Question

Find m∠B, given a = 11, b = 12, and c = 17.

I used the law of cosines to get cos(b) = (11^2 - 12^2 + 17^2) / (2 * 11 * 17) which is equal to 40.75 degrees but that is not in my answer list. These are the ones I can choose:

m∠B = 49.9º
m∠B = 40.1º
m∠B = 45.3º
m∠B = 44.7º

Answer 1

Oops. Wrong answer. Let me repost it.

Answer 2

Here: cos(b) = (11^2 - 12^2 + 17^2) / (2 * 11 * 17)

Answer 3

the convention is angle B is opposite side b.
the law of cosines for this problem is
b^2 = a^2 + c^2 - 2 a c cos(B)
12^2 = 11^2 + 17^2 - 2*11*17*cos(B)
now solve for cos(B)
12^2 - 11^2 -17^2 = -2*11*17*cos(B)
cos(B)= (11^2 +17^2-12^2)/(2*11*17)

that looks like your formula. what did you get for an answer ?

Answer 4

cos(B) = 0.711
B= acos(0.711)

type into google
acos(0.711) in degrees=

Answer 5

But by the information on this page ( http://mathworld.wolfram.com/LawofCosines.html) the minus sign should be in front of the b^2. That is what's confusing me.

Answer 6

So shouldn't it be cos(B) = (11^2 - 12^2 + 17^2) / (2 * 11 * 17)

Answer 7

Ah.
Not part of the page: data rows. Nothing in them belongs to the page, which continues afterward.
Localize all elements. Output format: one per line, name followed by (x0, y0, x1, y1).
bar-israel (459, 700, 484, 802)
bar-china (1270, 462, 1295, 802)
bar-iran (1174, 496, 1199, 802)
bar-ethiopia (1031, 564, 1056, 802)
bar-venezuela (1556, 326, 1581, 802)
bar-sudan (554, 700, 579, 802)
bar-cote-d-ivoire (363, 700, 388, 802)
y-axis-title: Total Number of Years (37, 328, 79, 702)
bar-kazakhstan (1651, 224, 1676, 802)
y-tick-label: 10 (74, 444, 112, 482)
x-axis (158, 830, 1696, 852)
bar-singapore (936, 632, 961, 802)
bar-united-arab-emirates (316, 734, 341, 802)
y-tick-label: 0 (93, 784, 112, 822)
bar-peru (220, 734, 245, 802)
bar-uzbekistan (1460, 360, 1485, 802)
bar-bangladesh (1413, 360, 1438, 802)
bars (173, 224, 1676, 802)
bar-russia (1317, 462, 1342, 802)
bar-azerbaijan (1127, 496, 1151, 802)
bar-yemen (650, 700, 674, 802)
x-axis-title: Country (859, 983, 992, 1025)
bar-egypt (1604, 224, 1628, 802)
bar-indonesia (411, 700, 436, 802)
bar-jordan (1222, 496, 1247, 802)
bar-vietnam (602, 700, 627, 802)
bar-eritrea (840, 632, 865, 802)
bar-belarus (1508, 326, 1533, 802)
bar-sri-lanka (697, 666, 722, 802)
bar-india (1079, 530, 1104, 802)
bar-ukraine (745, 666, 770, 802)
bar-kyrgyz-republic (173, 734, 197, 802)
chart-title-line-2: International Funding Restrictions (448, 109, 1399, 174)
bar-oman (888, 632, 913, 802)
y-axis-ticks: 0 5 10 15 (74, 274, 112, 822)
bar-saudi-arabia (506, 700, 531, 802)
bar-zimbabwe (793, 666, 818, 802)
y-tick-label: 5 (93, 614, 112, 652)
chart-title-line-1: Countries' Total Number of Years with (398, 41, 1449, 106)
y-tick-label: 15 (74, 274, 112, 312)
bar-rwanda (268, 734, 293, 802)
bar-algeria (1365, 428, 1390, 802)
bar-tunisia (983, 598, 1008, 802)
I was typing the question into Wolfram Alpha and it said B was equal to 40.75 degrees. Why didn't it solve it correctly?

Answer 8

you have
12^2 = 11^2 + 17^2 - 2*11*17*cos(B)

you could write this as
12^2 - 11^2 - 17^2 = -2*11*17*cos(B)
and
cos(B)= (12^2 - 11^2 - 17^2)/(-2*11*17)

or you could start with
12^2 = 11^2 + 17^2 - 2*11*17*cos(B)
add 2*11*17*cos(B) to both sides:
2*11*17*cos(B) + 12^2 = 11^2 + 17^2
and
2*11*17*cos(B) = (11^2 + 17^2 - 12^2)
and
cos(B) = (11^2 + 17^2 - 12^2)/(2*11*17)

which is the same as the first expression, except top and bottom have been multiplied by -1

both expressions give the same answer.

Answer 9

I got the correct answer now which is 44.68 degrees.